Late last year, the UN International Criminal Tribunal for Rwanda placed a temporary moratorium on hiring any more court-appointed French and Canadian defense lawyers. At the time, lawyers from those countries constituted nearly half of all defense counsel. Last weekend, The International Herald Tribune published an article, “In Genocide Court, a Geography Bout,” saying that due to the moratorium, Jean-Paul Akayesu, convicted of genocide, has been unable to appeal his conviction with the lawyer of his choice.

Analysis: Even recognizing the need for wide representation of the principal legal systems of the world, when the Tribunal imposes a moratorium on lawyers from particular states, it is correct for alarm bells to sound.

There are two issues at hand: the issue of court-appointed counsel, and that of their geographical distribution.

To begin, Mr. Akayesu’s complaint regarding his defense counsel should properly be dismissed. According to the statutes of the Tribunal, a defendant is entitled to counsel of his or her choosing when assuming the costs. But, when a defendant is unable to pay legal fees, the court appoints a lawyer. Mr. Akayesu, not paying his own legal fees, is demanding that a particular lawyer, not on the court’s roster of lawyers, be appointed as his defense counsel. The Tribunal is not required to meet this demand, as adequate legal counsel are already available.
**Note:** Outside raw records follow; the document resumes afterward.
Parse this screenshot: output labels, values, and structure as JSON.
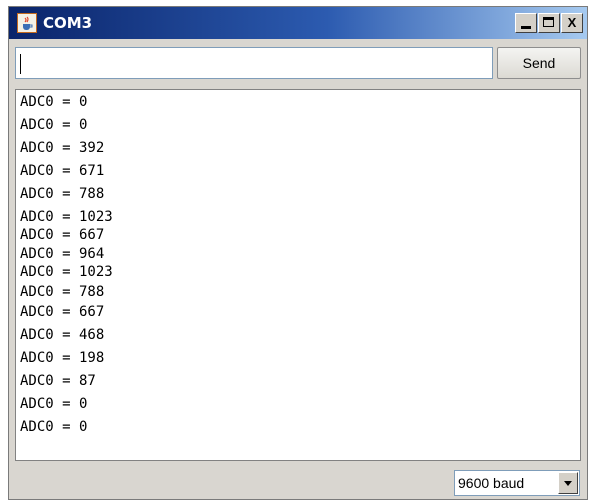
{
  "window": {
    "title": "COM3",
    "controls": {
      "minimize": "_",
      "maximize": "□",
      "close": "X"
    }
  },
  "input": {
    "value": "",
    "placeholder": ""
  },
  "send_button": {
    "label": "Send"
  },
  "output_lines": [
    "ADC0 = 0",
    "ADC0 = 0",
    "ADC0 = 392",
    "ADC0 = 671",
    "ADC0 = 788",
    "ADC0 = 1023",
    "ADC0 = 667",
    "ADC0 = 964",
    "ADC0 = 1023",
    "ADC0 = 788",
    "ADC0 = 667",
    "ADC0 = 468",
    "ADC0 = 198",
    "ADC0 = 87",
    "ADC0 = 0",
    "ADC0 = 0"
  ],
  "baud_select": {
    "selected": "9600 baud"
  },
  "icons": {
    "app": "java-cup-icon",
    "dropdown": "chevron-down-icon"
  },
  "colors": {
    "titlebar_start": "#0a246a",
    "titlebar_end": "#a6caf0",
    "window_bg": "#d9d6d0"
  }
}
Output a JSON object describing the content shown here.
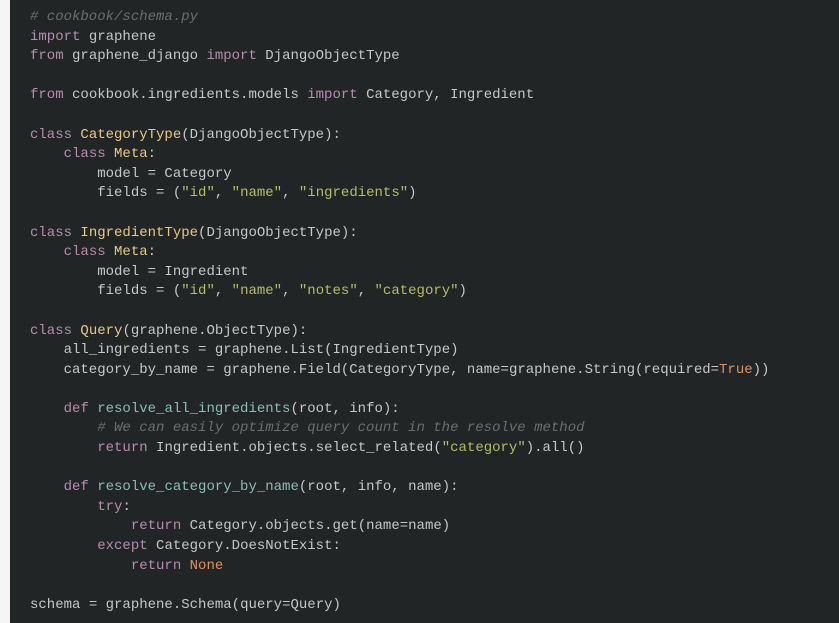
{
  "code": {
    "l1_comment": "# cookbook/schema.py",
    "l2_import": "import",
    "l2_graphene": " graphene",
    "l3_from": "from",
    "l3_mod": " graphene_django ",
    "l3_import": "import",
    "l3_type": " DjangoObjectType",
    "l5_from": "from",
    "l5_mod": " cookbook.ingredients.models ",
    "l5_import": "import",
    "l5_names": " Category, Ingredient",
    "l7_class": "class",
    "l7_name": " CategoryType",
    "l7_paren_open": "(",
    "l7_base": "DjangoObjectType",
    "l7_paren_close": "):",
    "l8_class": "class",
    "l8_name": " Meta",
    "l8_colon": ":",
    "l9_field": "        model ",
    "l9_eq": "=",
    "l9_val": " Category",
    "l10_field": "        fields ",
    "l10_eq": "=",
    "l10_op": " (",
    "l10_s1": "\"id\"",
    "l10_c1": ", ",
    "l10_s2": "\"name\"",
    "l10_c2": ", ",
    "l10_s3": "\"ingredients\"",
    "l10_cp": ")",
    "l12_class": "class",
    "l12_name": " IngredientType",
    "l12_paren_open": "(",
    "l12_base": "DjangoObjectType",
    "l12_paren_close": "):",
    "l13_class": "class",
    "l13_name": " Meta",
    "l13_colon": ":",
    "l14_field": "        model ",
    "l14_eq": "=",
    "l14_val": " Ingredient",
    "l15_field": "        fields ",
    "l15_eq": "=",
    "l15_op": " (",
    "l15_s1": "\"id\"",
    "l15_c1": ", ",
    "l15_s2": "\"name\"",
    "l15_c2": ", ",
    "l15_s3": "\"notes\"",
    "l15_c3": ", ",
    "l15_s4": "\"category\"",
    "l15_cp": ")",
    "l17_class": "class",
    "l17_name": " Query",
    "l17_po": "(",
    "l17_base1": "graphene",
    "l17_dot": ".",
    "l17_base2": "ObjectType",
    "l17_pc": "):",
    "l18_field": "    all_ingredients ",
    "l18_eq": "=",
    "l18_sp": " graphene",
    "l18_dot": ".",
    "l18_list": "List",
    "l18_po": "(",
    "l18_arg": "IngredientType",
    "l18_pc": ")",
    "l19_field": "    category_by_name ",
    "l19_eq": "=",
    "l19_sp": " graphene",
    "l19_dot": ".",
    "l19_field2": "Field",
    "l19_po": "(",
    "l19_arg1": "CategoryType",
    "l19_c1": ", name",
    "l19_eq2": "=",
    "l19_gr": "graphene",
    "l19_dot2": ".",
    "l19_str": "String",
    "l19_po2": "(",
    "l19_req": "required",
    "l19_eq3": "=",
    "l19_true": "True",
    "l19_pc": "))",
    "l21_def": "def",
    "l21_name": " resolve_all_ingredients",
    "l21_po": "(",
    "l21_args": "root, info",
    "l21_pc": "):",
    "l22_comment": "        # We can easily optimize query count in the resolve method",
    "l23_return": "return",
    "l23_ing": " Ingredient",
    "l23_dot": ".",
    "l23_obj": "objects",
    "l23_dot2": ".",
    "l23_sel": "select_related",
    "l23_po": "(",
    "l23_str": "\"category\"",
    "l23_pc": ")",
    "l23_dot3": ".",
    "l23_all": "all",
    "l23_pc2": "()",
    "l25_def": "def",
    "l25_name": " resolve_category_by_name",
    "l25_po": "(",
    "l25_args": "root, info, name",
    "l25_pc": "):",
    "l26_try": "try",
    "l26_colon": ":",
    "l27_return": "return",
    "l27_cat": " Category",
    "l27_dot": ".",
    "l27_obj": "objects",
    "l27_dot2": ".",
    "l27_get": "get",
    "l27_po": "(",
    "l27_name": "name",
    "l27_eq": "=",
    "l27_val": "name",
    "l27_pc": ")",
    "l28_except": "except",
    "l28_cat": " Category",
    "l28_dot": ".",
    "l28_dne": "DoesNotExist",
    "l28_colon": ":",
    "l29_return": "return",
    "l29_none": " None",
    "l31_schema": "schema ",
    "l31_eq": "=",
    "l31_gr": " graphene",
    "l31_dot": ".",
    "l31_sch": "Schema",
    "l31_po": "(",
    "l31_q": "query",
    "l31_eq2": "=",
    "l31_qv": "Query",
    "l31_pc": ")"
  }
}
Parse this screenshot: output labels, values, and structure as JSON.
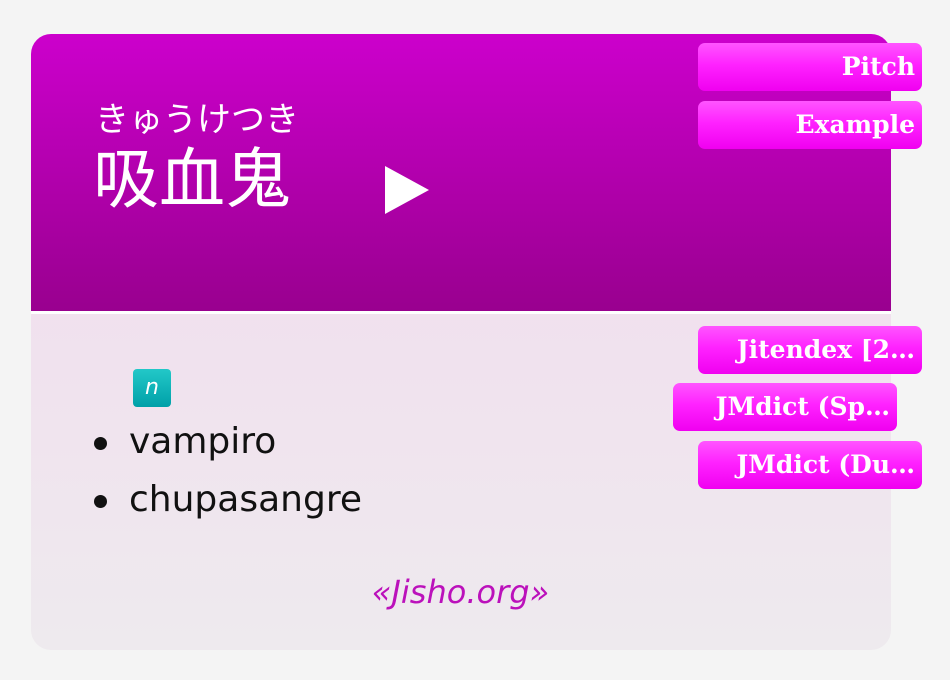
{
  "card": {
    "reading": "きゅうけつき",
    "expression": "吸血鬼",
    "play_icon": "play-triangle-icon"
  },
  "header_buttons": [
    {
      "label": "Pitch"
    },
    {
      "label": "Example"
    }
  ],
  "dictionary_buttons": [
    {
      "label": "Jitendex [2…"
    },
    {
      "label": "JMdict (Sp…"
    },
    {
      "label": "JMdict (Du…"
    }
  ],
  "definition": {
    "pos_tag": "n",
    "glosses": [
      "vampiro",
      "chupasangre"
    ]
  },
  "source": {
    "label": "«Jisho.org»"
  },
  "colors": {
    "header_top": "#cc00cc",
    "header_bottom": "#99008f",
    "button_pink": "#ff22ff",
    "pos_tag_teal": "#00a0a8",
    "source_link": "#bb11bb"
  }
}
In defense of the moratorium, the Tribunal Registrar denies that it was enacted in order to increase the number of African lawyers at the Tribunal, stating that since the moratorium was put in place, most of the court-appointed lawyers have been non-African. The Registrar says it is acting in consonance with the Tribunal’s directive to consider the “competence and recognized experience of counsel, geographical distribution, a balance of principle legal systems of the world.”

All the same, a geographical moratorium suggests that considerations other than those of providing the absolute best defense for the accused might be at play.
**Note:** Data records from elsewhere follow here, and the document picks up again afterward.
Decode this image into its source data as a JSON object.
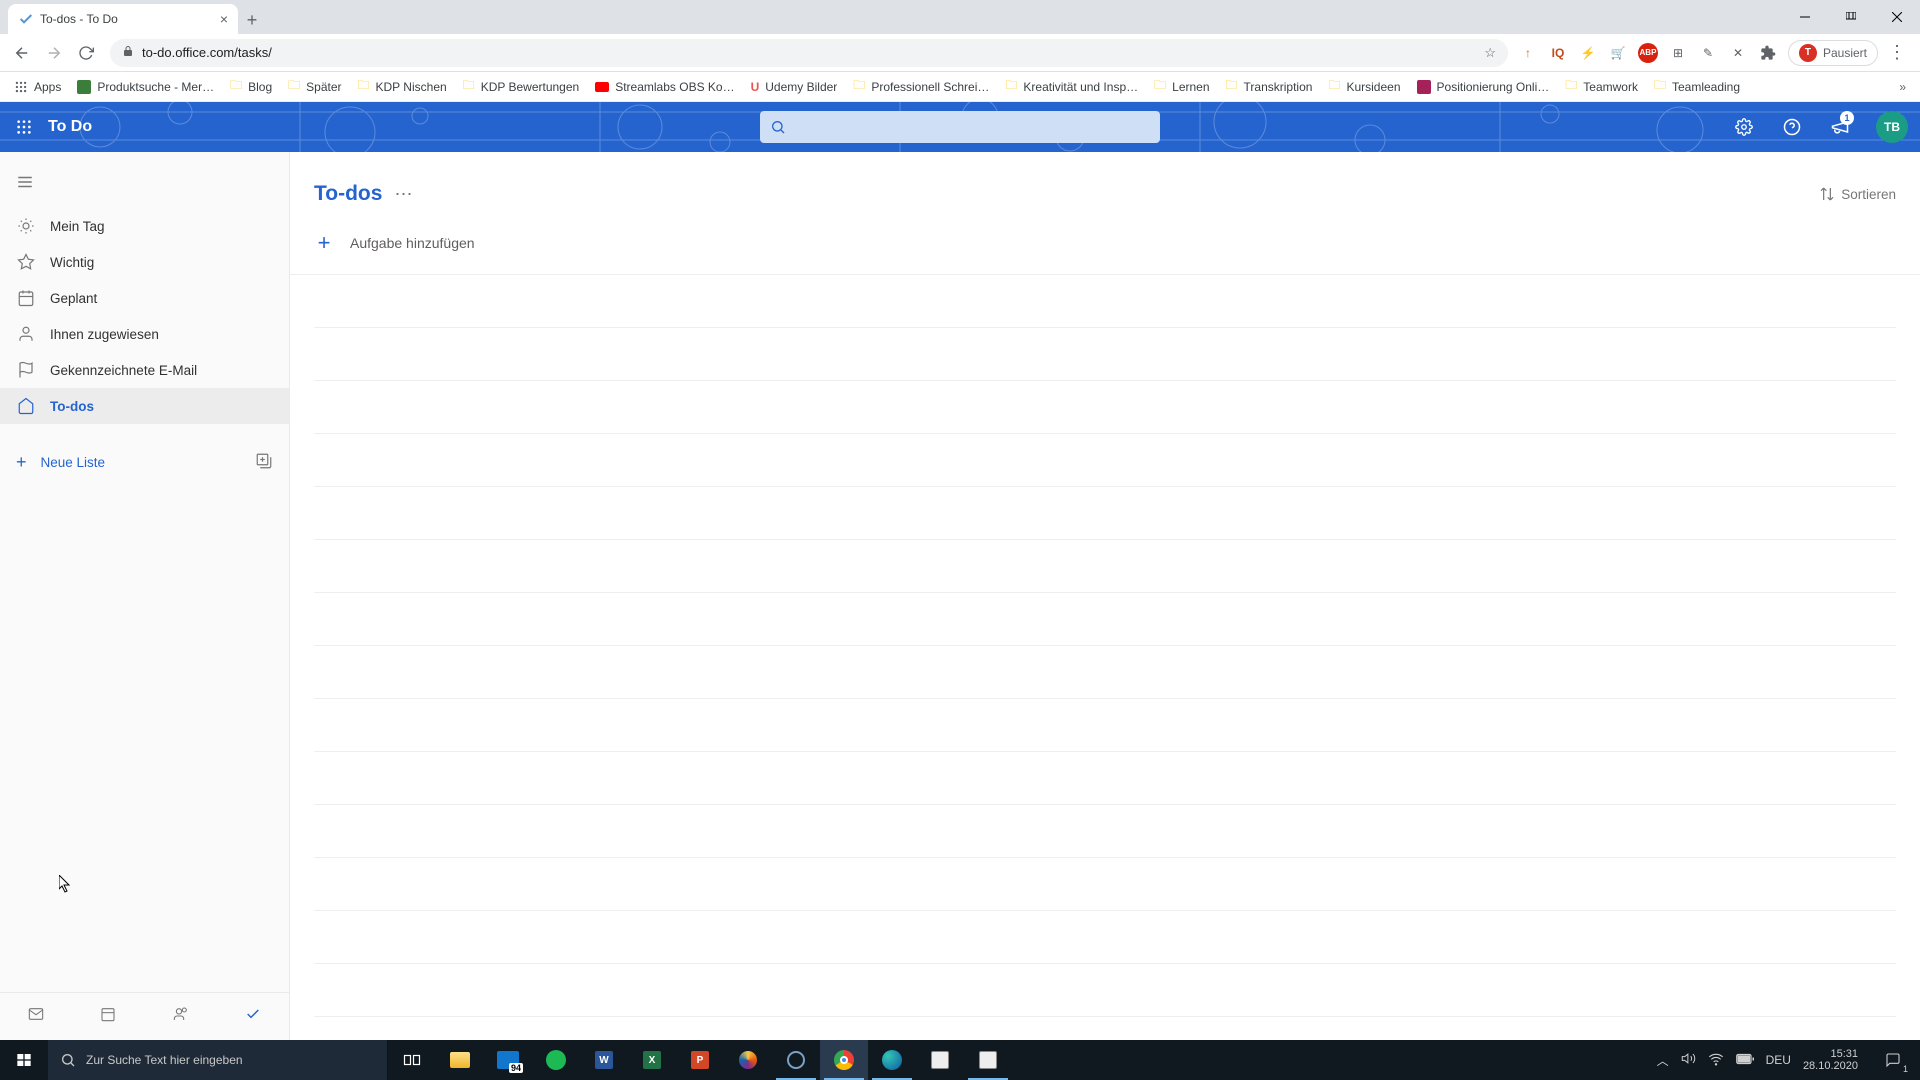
{
  "browser": {
    "tab_title": "To-dos - To Do",
    "url": "to-do.office.com/tasks/",
    "profile_letter": "T",
    "profile_status": "Pausiert",
    "bookmarks": [
      {
        "label": "Apps",
        "type": "apps"
      },
      {
        "label": "Produktsuche - Mer…",
        "type": "page"
      },
      {
        "label": "Blog",
        "type": "folder"
      },
      {
        "label": "Später",
        "type": "folder"
      },
      {
        "label": "KDP Nischen",
        "type": "folder"
      },
      {
        "label": "KDP Bewertungen",
        "type": "folder"
      },
      {
        "label": "Streamlabs OBS Ko…",
        "type": "yt"
      },
      {
        "label": "Udemy Bilder",
        "type": "udemy"
      },
      {
        "label": "Professionell Schrei…",
        "type": "folder"
      },
      {
        "label": "Kreativität und Insp…",
        "type": "folder"
      },
      {
        "label": "Lernen",
        "type": "folder"
      },
      {
        "label": "Transkription",
        "type": "folder"
      },
      {
        "label": "Kursideen",
        "type": "folder"
      },
      {
        "label": "Positionierung Onli…",
        "type": "page2"
      },
      {
        "label": "Teamwork",
        "type": "folder"
      },
      {
        "label": "Teamleading",
        "type": "folder"
      }
    ]
  },
  "header": {
    "app_name": "To Do",
    "notif_count": "1",
    "user_initials": "TB"
  },
  "sidebar": {
    "items": [
      {
        "label": "Mein Tag"
      },
      {
        "label": "Wichtig"
      },
      {
        "label": "Geplant"
      },
      {
        "label": "Ihnen zugewiesen"
      },
      {
        "label": "Gekennzeichnete E-Mail"
      },
      {
        "label": "To-dos"
      }
    ],
    "new_list": "Neue Liste"
  },
  "content": {
    "title": "To-dos",
    "add_task": "Aufgabe hinzufügen",
    "sort_label": "Sortieren",
    "empty_slots": 14
  },
  "taskbar": {
    "search_placeholder": "Zur Suche Text hier eingeben",
    "mail_badge": "94",
    "lang": "DEU",
    "time": "15:31",
    "date": "28.10.2020",
    "notif": "1"
  }
}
With the signing in June of the Statute to create the International Criminal Court, and what appears to be the growing trend toward the legalization of international disputes, this moratorium should serve as a stark warning that the administration of justice must always be above politicization.

In the case of the Tribunal in Rwanda, the statutory imperative of ensuring counsel for all defendants is being upheld. But, let us always stand on guard against the danger of politicizing the judicial system.